L’Espagne a commémoré le dixième anniversaire des attentats de Madrid du 11 mars 2004, le plus sanglant de son histoire. Des islamistes marocains avaient fait sauter quatre trains , faisant 192 morts et 1900 blessés. À l’initiative des associations de victimes, une messe a été célébrée à la cathédrale de l’Almudena, en présence du roi Juan Carlos, de la reine Sofia et du chef du gouvernement, Mariano Rajoy.
Mounir Benjelloun, président de la Comisión Islámica de España, s’est senti « discriminé » et s’en est plaint à l’agence Servimedia. « Les victimes catholiques, s’est-il indigné, sont les seules à qui on rende hommage selon leurs rites. Il aurait dû y avoir une cérémonie avec toutes les religions ou, sinon, une cérémonie civile. Les musulmans aussi ont souffert du terrorisme et ils méritent d’être respectés ».

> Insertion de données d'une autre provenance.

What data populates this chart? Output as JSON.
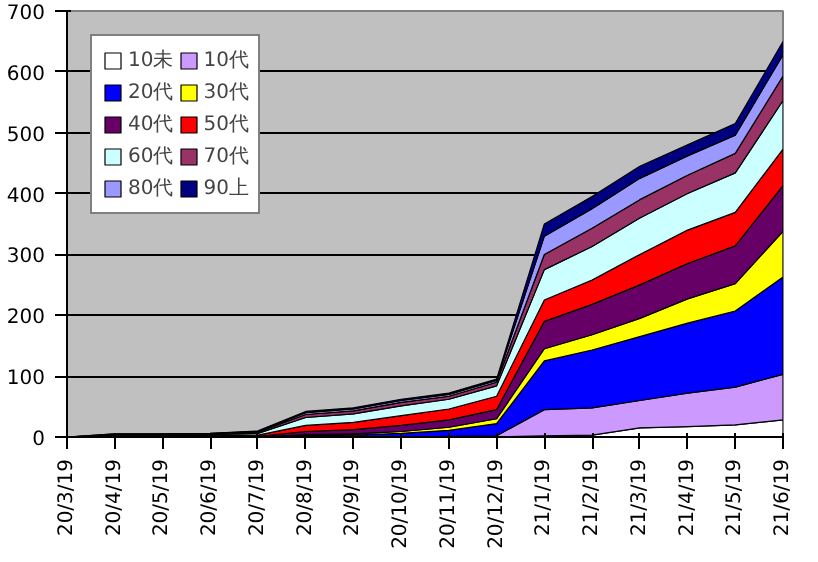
{
  "chart_data": {
    "type": "area",
    "stacked": true,
    "categories": [
      "20/3/19",
      "20/4/19",
      "20/5/19",
      "20/6/19",
      "20/7/19",
      "20/8/19",
      "20/9/19",
      "20/10/19",
      "20/11/19",
      "20/12/19",
      "21/1/19",
      "21/2/19",
      "21/3/19",
      "21/4/19",
      "21/5/19",
      "21/6/19"
    ],
    "series": [
      {
        "name": "10未",
        "color": "#ffffff",
        "values": [
          0,
          0,
          0,
          0,
          0,
          0,
          0,
          0,
          0,
          0,
          2,
          3,
          15,
          17,
          20,
          28
        ]
      },
      {
        "name": "10代",
        "color": "#cc99ff",
        "values": [
          0,
          0,
          0,
          0,
          0,
          0,
          0,
          0,
          1,
          2,
          43,
          45,
          45,
          55,
          62,
          75
        ]
      },
      {
        "name": "20代",
        "color": "#0000ff",
        "values": [
          0,
          0,
          0,
          0,
          0,
          2,
          3,
          6,
          10,
          20,
          80,
          95,
          105,
          115,
          125,
          160
        ]
      },
      {
        "name": "30代",
        "color": "#ffff00",
        "values": [
          0,
          0,
          0,
          0,
          0,
          2,
          2,
          3,
          5,
          8,
          20,
          25,
          30,
          40,
          45,
          75
        ]
      },
      {
        "name": "40代",
        "color": "#660066",
        "values": [
          0,
          0,
          0,
          1,
          1,
          5,
          7,
          10,
          12,
          15,
          45,
          50,
          55,
          58,
          62,
          75
        ]
      },
      {
        "name": "50代",
        "color": "#ff0000",
        "values": [
          0,
          1,
          1,
          1,
          2,
          10,
          12,
          16,
          18,
          22,
          35,
          40,
          50,
          55,
          55,
          60
        ]
      },
      {
        "name": "60代",
        "color": "#ccffff",
        "values": [
          0,
          2,
          2,
          2,
          3,
          13,
          14,
          16,
          16,
          17,
          50,
          55,
          60,
          60,
          65,
          80
        ]
      },
      {
        "name": "70代",
        "color": "#993366",
        "values": [
          0,
          1,
          1,
          1,
          2,
          5,
          5,
          6,
          5,
          6,
          25,
          30,
          30,
          30,
          32,
          40
        ]
      },
      {
        "name": "80代",
        "color": "#9999ff",
        "values": [
          0,
          1,
          1,
          1,
          1,
          3,
          3,
          3,
          3,
          3,
          30,
          32,
          35,
          32,
          30,
          35
        ]
      },
      {
        "name": "90上",
        "color": "#000080",
        "values": [
          0,
          0,
          0,
          0,
          1,
          2,
          2,
          2,
          2,
          2,
          20,
          20,
          20,
          18,
          19,
          22
        ]
      }
    ],
    "ylim": [
      0,
      700
    ],
    "yticks": [
      0,
      100,
      200,
      300,
      400,
      500,
      600,
      700
    ],
    "grid": "y",
    "legend": "top left"
  }
}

Mounir Benjelloun a obtenu le soutien des protestants évangéliques ainsi que des associations laïcistes, qui ont qualifié cette cérémonie catholique d’ « anachronique ». Le théologien catholique progressiste, Juan José Tamayo Acosta (lauréat en 2010 du grand prix « Islam et Vivre-ensemble » des associations musulmanes d’Espagne), a dénoncé de son côté « ces restes de national-catholicisme ». La célébration d’une messe témoigne, selon lui, de « l’absence de toute sensibilité interreligieuse et interculturelle ».
Les représentants de la communauté orthodoxe, en revanche, ont assisté à la messe catholique et ont déclaré y avoir été très bien accueillis. « En Espagne, a expliqué Andrey Kordochain, curé de l’église orthodoxe russe de Madrid, on ne peut pas ignorer la présence de l’Eglise catholique, de son histoire et de sa culture. En outre, une cérémonie religieuse est beaucoup plus émouvante qu’une cérémonie laïque. »
Pour « rétablir l’équilibre entre les confessions religieuses », Mounir Benjelloun vient de rendre publique la lettre qu’il a adressée à Mariano Rajoy ainsi qu’au ministre de la Justice, Alberto Ruiz Gallardón. Il y réclame des dédommagements pour « les descendants des morisques » expulsés d’Espagne en 1603, qu’il se propose d’aider à identifier et localiser. Pour commencer, comme on n’est jamais si bien servi que par soi-même, Benjelloun demande « la cession d’un immeuble public »où la Comisión Islámica de España puisse établir son siège, « afin de rendre plus digne la représentation de l’Islam en Espagne ».